Tendances et esprit général.

Ce n'est pas sans raison que le parti des Sadducéens a sombré avec
l'État juif, tandis que le pharisaïsme a trouvé son plein
épanouissement précisément après la disparition de l'Etat. C'est que
les Sadducéens manquaient d'énergie spirituelle. Pourtant ils ont mis
en avant un principe religieux qui fait la grandeur du judaïsme
postexilique: l'universalisme de la religion juive. Grâce à lui,
cette religion a pu se maintenir dans la Diaspora (voir ce mot).
Mais, poussé à l'excès, il risquait de faire absorber le judaïsme par
le syncrétisme hellénistique. Aussi était-il nécessaire que
l'universalisme fût contrebalancé par la tendance légaliste
représentée par les Pharisiens. La théocratie était possible
seulement aussi longtemps que les deux tendances coexistaient. Le
triomphe du point de vue des Sadducéens aurait peut-être pu sauver de
la destruction l'État juif aux dépens de la religion, le triomphe du
pharisaïsme a sauvé la religion aux dépens de l'État.

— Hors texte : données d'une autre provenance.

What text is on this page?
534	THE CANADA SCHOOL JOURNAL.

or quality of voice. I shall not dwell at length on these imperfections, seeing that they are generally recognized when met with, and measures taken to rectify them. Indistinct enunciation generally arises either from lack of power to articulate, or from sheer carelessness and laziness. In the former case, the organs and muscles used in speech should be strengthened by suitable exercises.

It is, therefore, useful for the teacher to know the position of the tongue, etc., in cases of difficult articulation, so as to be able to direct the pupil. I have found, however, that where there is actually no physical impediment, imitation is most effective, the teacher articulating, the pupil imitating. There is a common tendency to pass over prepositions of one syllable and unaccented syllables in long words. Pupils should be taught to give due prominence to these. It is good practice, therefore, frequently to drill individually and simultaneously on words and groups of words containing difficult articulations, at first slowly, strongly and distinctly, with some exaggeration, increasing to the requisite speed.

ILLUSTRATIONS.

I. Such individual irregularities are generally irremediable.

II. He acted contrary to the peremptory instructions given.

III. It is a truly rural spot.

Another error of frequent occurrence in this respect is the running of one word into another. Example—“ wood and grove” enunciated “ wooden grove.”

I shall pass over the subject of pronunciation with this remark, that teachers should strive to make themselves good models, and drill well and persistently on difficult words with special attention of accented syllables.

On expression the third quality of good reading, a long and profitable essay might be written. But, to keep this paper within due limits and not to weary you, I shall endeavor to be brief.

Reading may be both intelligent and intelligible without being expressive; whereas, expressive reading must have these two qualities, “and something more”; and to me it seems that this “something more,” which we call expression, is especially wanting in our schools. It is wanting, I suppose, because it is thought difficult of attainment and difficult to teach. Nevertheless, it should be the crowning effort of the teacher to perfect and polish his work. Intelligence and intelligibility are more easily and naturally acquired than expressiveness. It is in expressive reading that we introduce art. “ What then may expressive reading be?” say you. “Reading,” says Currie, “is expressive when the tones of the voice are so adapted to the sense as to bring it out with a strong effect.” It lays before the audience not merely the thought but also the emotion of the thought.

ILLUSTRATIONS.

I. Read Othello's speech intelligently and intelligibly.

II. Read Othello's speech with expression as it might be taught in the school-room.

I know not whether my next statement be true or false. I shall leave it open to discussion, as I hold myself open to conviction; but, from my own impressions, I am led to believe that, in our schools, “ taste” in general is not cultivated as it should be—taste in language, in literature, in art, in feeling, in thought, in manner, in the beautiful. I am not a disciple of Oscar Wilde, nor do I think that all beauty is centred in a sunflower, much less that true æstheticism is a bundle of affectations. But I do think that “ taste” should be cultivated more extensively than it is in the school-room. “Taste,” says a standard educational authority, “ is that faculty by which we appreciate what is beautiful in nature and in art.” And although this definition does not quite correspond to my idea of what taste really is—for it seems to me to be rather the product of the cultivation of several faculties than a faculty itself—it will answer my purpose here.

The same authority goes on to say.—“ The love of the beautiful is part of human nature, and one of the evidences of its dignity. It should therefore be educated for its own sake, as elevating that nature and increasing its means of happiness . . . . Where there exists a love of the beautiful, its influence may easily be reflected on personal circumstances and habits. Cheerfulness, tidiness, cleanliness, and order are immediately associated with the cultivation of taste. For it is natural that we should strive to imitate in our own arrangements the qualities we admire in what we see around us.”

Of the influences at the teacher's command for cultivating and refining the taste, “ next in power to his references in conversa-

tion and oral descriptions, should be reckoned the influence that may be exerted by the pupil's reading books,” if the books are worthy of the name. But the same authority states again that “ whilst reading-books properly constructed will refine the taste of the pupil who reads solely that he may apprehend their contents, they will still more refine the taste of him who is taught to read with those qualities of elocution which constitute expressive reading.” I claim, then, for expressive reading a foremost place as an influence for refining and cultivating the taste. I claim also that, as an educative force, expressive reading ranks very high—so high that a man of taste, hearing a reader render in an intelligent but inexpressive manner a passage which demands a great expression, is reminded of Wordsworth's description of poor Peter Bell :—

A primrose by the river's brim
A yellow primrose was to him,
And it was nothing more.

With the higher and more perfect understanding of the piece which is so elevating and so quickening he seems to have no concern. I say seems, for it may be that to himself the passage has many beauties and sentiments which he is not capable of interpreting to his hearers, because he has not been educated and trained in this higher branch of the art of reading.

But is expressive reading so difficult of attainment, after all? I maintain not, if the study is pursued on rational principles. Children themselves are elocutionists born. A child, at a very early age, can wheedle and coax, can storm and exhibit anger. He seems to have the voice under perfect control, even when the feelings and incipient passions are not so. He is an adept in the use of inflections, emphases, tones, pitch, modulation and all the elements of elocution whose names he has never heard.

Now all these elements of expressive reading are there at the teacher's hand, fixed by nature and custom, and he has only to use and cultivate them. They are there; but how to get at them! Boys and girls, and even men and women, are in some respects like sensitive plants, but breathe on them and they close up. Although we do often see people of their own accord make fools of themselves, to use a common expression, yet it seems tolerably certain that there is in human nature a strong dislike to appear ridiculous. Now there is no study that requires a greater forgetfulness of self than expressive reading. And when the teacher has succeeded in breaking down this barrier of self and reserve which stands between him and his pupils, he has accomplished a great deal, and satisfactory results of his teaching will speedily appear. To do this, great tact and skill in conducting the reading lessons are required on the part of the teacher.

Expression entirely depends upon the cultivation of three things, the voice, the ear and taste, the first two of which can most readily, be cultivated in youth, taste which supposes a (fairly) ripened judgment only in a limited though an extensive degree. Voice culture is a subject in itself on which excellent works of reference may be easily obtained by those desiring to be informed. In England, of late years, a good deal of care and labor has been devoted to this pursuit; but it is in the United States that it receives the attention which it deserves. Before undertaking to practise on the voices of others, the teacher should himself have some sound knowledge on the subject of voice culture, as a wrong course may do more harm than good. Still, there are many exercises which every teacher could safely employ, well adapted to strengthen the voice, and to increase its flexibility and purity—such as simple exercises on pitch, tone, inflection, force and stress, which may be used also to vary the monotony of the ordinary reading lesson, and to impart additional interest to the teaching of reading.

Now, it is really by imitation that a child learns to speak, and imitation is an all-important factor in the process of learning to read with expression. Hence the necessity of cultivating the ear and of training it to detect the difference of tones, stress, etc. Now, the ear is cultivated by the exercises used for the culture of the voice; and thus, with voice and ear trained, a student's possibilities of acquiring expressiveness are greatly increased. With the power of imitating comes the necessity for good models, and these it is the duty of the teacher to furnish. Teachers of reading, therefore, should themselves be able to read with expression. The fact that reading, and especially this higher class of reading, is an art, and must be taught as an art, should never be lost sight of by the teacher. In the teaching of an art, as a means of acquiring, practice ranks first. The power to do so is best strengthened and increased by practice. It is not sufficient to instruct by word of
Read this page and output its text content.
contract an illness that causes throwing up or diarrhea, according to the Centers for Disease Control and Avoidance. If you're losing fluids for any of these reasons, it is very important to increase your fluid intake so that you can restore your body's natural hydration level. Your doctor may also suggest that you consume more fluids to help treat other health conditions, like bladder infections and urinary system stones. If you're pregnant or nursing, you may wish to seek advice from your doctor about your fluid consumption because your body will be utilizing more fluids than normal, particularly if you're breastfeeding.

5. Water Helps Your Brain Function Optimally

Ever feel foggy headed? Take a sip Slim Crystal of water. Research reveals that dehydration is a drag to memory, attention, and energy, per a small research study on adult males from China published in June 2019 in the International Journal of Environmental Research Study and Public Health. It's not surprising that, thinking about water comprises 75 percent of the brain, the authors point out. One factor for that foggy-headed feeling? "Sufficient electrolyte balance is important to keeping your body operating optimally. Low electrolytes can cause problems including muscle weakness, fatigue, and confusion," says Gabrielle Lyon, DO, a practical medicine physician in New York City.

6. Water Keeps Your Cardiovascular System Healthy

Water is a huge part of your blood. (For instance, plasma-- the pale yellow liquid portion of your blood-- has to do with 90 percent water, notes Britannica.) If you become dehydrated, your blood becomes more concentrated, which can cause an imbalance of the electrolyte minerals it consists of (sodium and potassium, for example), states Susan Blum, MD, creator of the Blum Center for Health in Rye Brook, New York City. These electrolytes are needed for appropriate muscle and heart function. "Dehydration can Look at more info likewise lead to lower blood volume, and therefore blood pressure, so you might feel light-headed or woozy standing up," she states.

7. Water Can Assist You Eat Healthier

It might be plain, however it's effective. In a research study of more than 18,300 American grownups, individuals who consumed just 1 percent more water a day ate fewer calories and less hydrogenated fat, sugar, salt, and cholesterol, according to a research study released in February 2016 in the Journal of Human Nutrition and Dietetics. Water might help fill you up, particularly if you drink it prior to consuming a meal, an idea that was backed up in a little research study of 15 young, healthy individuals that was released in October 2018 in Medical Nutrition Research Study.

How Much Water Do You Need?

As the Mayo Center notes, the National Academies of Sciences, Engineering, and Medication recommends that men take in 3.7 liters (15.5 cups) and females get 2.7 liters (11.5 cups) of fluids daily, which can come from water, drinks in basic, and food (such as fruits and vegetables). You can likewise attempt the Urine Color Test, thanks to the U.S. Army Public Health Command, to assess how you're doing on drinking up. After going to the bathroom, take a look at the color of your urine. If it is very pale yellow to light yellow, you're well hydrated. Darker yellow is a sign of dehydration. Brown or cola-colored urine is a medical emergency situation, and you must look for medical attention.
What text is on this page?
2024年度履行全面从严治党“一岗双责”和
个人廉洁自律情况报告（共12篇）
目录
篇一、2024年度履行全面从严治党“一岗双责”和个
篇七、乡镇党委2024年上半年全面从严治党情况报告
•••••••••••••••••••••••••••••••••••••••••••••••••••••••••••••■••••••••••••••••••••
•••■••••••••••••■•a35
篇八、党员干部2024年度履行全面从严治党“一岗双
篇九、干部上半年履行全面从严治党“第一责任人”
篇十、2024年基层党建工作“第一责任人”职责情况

L'universalisme des Sadducéens n'était pas fondé sur un idéal
religieux positif. Il est vrai qu'en tant que parti, ils avaient un
caractère religieux; et chez quelques hommes d'élite qui ont défendu
leurs idées, tels que le Siracide (voir Apocryphes) et le Qohelet
(=Ecclésiaste;voir ce mot), il y a un réel intérêt religieux. Mais,
pour la plupart des Sadducéens, les principes religieux étaient
plutôt destinés à voiler leur indifférence réelle en matière
religieuse. Ils prétendaient être les gardiens de la religion
authentique, et, dans une certaine mesure, cette prétention était
justifiée. Ainsi, ils ont rejeté toutes les prescriptions ajoutées
par les scribes et les Pharisiens à la loi mosaïque sous le nom de»
tradition des anciens», et ils n'ont reconnu que les «lois écrites»
dans le Pentateuque (Jos., Ant., XIII, 10:6). Toutefois leurs
tendances conservatrices ne procèdent nullement d'une préoccupation
religieuse, mais de leur esprit mondain qui éprouvait comme une gêne
la réglementation piétiste et casuistique de la vie. Ils niaient la
résurrection et la rémunération d'outre-tombe (Mr 12:18,27
parallèle, Ac 23:6 et suivants; Jos., Ant., XVIII, 1:4;
G.]., II, 8:14), et ils pouvaient justifier leur réaction contre
ces croyances plutôt récentes en se réclamant de l'ancienne religion
d'Israël qui ne savait rien d'une immortalité individuelle. En
réalité, combattre l'espérance eschatologique, c'était s'opposer à
l'expression d'une piété particulièrement intense, et cette
résistance des Sadducéens provenait de leur rationalisme. Pour la
même raison, ils niaient l'existence des anges et des esprits (Ac
23:8). D'après Josèphe (G.]., II, 8:14; Ant., XIII, 5:9;
XVIII, 13), ils n'admettaient pas l'influence du destin sur la vie
humaine. Peut-être Josèphe a-t-il attribué un caractère trop
philosophique à la différence doctrinale existant entre les
Sadducéens et les Pharisiens. Toujours est-il que l'affirmation du
libre arbitre sous sa forme radicale est tout à fait conforme au
rationalisme et à l'indifférence religieuse des Sadducéens.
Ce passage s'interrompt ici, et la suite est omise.